I’d love to tell you about it now, but timing is everything. Please check back here Wednesday morning to hear the details.
CourVO
….otherwise, why would he agree to be the voice for Nissan?
No, I get it…these big companies need a REAL actor to give their multi-million-dollar campaigns distinction… not someone who’s worked at the craft of voiceover for years. Yes, I’m unabashedly jealous.
However, in the spot they don’t SAY it’s Robert Downey Jr (just like Lowe’s doesn’t give Gene Hackman credit, or Hyundai doesn’t identify Jeff Bridges)..so, do Nissan and Lowe’s and Hyundai get a benefit from hiring a “NAME” to voice their spots?

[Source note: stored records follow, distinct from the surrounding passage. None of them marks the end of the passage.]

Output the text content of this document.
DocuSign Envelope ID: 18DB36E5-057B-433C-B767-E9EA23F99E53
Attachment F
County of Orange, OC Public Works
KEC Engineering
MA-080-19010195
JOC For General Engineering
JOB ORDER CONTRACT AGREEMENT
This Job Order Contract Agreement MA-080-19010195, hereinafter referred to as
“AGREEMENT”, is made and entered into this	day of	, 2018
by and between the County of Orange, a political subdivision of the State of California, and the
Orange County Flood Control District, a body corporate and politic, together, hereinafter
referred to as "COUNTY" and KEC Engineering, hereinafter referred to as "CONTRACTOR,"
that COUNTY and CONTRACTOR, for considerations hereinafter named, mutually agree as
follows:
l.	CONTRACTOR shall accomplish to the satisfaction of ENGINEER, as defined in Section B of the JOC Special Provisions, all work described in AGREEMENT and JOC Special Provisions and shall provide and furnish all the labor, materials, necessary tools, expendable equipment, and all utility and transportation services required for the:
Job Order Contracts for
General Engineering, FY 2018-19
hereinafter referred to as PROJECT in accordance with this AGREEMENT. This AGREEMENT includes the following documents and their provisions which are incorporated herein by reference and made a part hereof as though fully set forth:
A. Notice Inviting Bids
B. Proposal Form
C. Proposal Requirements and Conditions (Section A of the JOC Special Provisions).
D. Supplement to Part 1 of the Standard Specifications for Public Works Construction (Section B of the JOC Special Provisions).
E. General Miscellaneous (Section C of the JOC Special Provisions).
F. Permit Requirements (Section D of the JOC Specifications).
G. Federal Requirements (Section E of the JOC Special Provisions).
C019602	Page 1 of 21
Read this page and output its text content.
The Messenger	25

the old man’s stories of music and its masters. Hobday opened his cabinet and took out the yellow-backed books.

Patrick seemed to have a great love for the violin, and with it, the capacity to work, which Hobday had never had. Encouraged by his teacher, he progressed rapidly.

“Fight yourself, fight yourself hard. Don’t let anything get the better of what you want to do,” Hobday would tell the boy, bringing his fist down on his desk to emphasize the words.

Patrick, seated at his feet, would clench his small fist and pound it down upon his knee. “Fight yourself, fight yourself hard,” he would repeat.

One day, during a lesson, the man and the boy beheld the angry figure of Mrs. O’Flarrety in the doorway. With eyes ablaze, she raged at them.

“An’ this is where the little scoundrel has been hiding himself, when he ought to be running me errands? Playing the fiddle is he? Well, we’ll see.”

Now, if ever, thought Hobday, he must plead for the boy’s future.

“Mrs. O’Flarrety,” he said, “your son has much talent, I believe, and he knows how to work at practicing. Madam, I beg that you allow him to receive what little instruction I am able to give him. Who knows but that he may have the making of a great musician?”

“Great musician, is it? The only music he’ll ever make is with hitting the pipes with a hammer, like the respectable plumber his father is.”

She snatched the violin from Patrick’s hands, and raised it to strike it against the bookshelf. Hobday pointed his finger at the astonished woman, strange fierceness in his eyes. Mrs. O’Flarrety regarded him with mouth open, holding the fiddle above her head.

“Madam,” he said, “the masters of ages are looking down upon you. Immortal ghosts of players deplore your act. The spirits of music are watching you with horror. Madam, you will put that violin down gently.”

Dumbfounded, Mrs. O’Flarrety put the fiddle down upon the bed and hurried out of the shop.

How many viewwers are REALLY good at identifying the voices on commercials?
Most viewers:
a) aren’t watching
b) aren’t listening
c) perhaps mildly recognize the voice as “some celebrity”
d) knock themselves out trying to identify the voice for the whole commercial, and miss the point of the spot.
Either way, what’s with these advertising firms going for Hollywood actors’ voices? A REAL voice-actor like Doug Turkel or Thom Wilkins or Deb Grattan, or sheesh…any one of hundreds of qualified voices could do a better job for (probably) less than what Robert Downey Jr. is getting, and EVERYONE would be happier!…except Robert.
That’s my highly-biased opinion. That’s my sour grapes.
What’s yours?
CourVO
[author's note in P.S.: this blog is generating interesting comments...please see below.]
Thanks to Twitter, I found out Peter O’Connell likes my idea of naming September National VoiceOver Month (hey, maybe we can get a legitimate movement going here!)…but more than that, I found on Twitter the same job listed on THREE different freelancer websites.
Don’t believe me?
…and yes, I think there’s still time to submit.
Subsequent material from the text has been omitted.